If food is plentiful, three meals are partaken of, one being cold. The people are not slaves to the conventions of time. If a good catch is taken of a particular fish that is in season, they are cooked and partaken of as soon as the fishing activities are over. On divers occasions, snacks are disposed of. Several helpings of banana poi form a small meal in itself. The women often go down fishing among the rocks, and take cooked banana or talo with them to eat with raw fish. Single dishes such as piasua or vaisalo are often partaken of without relation to a regular meal; so also is the small repast of shark or pork with the drinking of kava. The custom of two meals a day may be regarded as being influenced by food supplies and not by any dietetic rules. There is a readiness to eat and feast at any time should food be available. There is a tendency to overeat and to encroach on what was cooked for two meals. The lack of secure storing places and the availability of the cooked food baskets is against the careful conservation of food. This somewhat wasteful tendency was observed in ancient times by Le Polo of Amouli in Manua. He built a stone platform called a pae where he sat as the villagers returned from their cultivations. Upon the pae, he made them deposit one-half of the food they were bringing in. When asked the reason, he replied with one of those trite sayings so much admired and quoted by the Samoans: "E nanea mea mata, ae le nanea mea vela." (Uncooked food will last, but cooked food will not last). The people returned for the rest of their food on the following day. Le Polo's precaution thus prevented their running short on the second day. The stone platform sufficiently large to accommodate the villager's food is still to be seen at Amouli and is known as Le-pae-o-Le-Polo.
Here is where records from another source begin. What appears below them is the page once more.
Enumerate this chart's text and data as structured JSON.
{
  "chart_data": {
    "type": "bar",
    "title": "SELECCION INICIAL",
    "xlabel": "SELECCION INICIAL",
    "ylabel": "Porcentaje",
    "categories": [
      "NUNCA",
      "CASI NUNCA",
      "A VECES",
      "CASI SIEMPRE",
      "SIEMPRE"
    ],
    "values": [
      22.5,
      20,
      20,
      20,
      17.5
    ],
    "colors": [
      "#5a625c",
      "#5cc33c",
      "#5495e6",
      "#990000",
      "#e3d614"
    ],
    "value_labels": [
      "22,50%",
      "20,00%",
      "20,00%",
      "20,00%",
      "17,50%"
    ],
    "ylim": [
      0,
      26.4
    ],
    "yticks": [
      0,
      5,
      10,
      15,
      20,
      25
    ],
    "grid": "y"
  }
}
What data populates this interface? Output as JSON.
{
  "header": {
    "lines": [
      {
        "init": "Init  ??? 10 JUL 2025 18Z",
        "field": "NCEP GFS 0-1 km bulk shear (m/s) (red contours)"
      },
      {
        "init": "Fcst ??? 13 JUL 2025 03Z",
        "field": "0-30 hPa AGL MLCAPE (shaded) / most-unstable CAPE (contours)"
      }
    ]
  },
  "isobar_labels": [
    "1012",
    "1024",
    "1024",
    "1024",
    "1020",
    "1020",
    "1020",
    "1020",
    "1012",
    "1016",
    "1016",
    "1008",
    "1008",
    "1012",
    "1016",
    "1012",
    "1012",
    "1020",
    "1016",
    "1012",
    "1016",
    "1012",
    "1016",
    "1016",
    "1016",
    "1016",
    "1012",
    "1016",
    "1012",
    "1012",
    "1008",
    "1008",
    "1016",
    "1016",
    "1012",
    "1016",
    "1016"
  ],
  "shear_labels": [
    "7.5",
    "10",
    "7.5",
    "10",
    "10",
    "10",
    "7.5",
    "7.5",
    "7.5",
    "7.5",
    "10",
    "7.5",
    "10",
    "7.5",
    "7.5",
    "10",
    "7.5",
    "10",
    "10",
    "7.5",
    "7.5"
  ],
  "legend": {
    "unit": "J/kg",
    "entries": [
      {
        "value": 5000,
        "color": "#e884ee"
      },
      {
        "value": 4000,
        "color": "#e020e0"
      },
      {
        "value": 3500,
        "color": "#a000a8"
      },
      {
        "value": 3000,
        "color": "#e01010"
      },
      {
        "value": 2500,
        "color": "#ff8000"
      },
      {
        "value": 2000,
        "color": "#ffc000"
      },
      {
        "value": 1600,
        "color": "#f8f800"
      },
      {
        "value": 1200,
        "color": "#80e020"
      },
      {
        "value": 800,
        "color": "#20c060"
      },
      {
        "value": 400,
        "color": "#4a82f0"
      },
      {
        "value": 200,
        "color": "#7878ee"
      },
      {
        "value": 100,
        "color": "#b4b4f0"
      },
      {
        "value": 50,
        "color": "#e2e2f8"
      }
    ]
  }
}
The basis of the diet is a vegetable one of talo and breadfruit. With this is required an ina'i or relish of another kind of food such as flesh or fish. Fish is the staple ina'i. Equally important is the green talo leaf vegetable especially in the form of palu sami. Flesh and fish are not always procurable. A Samoan will then make a satisfactory meal of talo and palu sami. The salt and coconut cream in the palu sami afford the ina'i relish. By acting as a psychological substitute for flesh foods palu sami saves the position, and ranks as one of the most important articles in the Samoan dietary. Water is the universal beverage. Kava is never drunk with regular meals though it may precede them.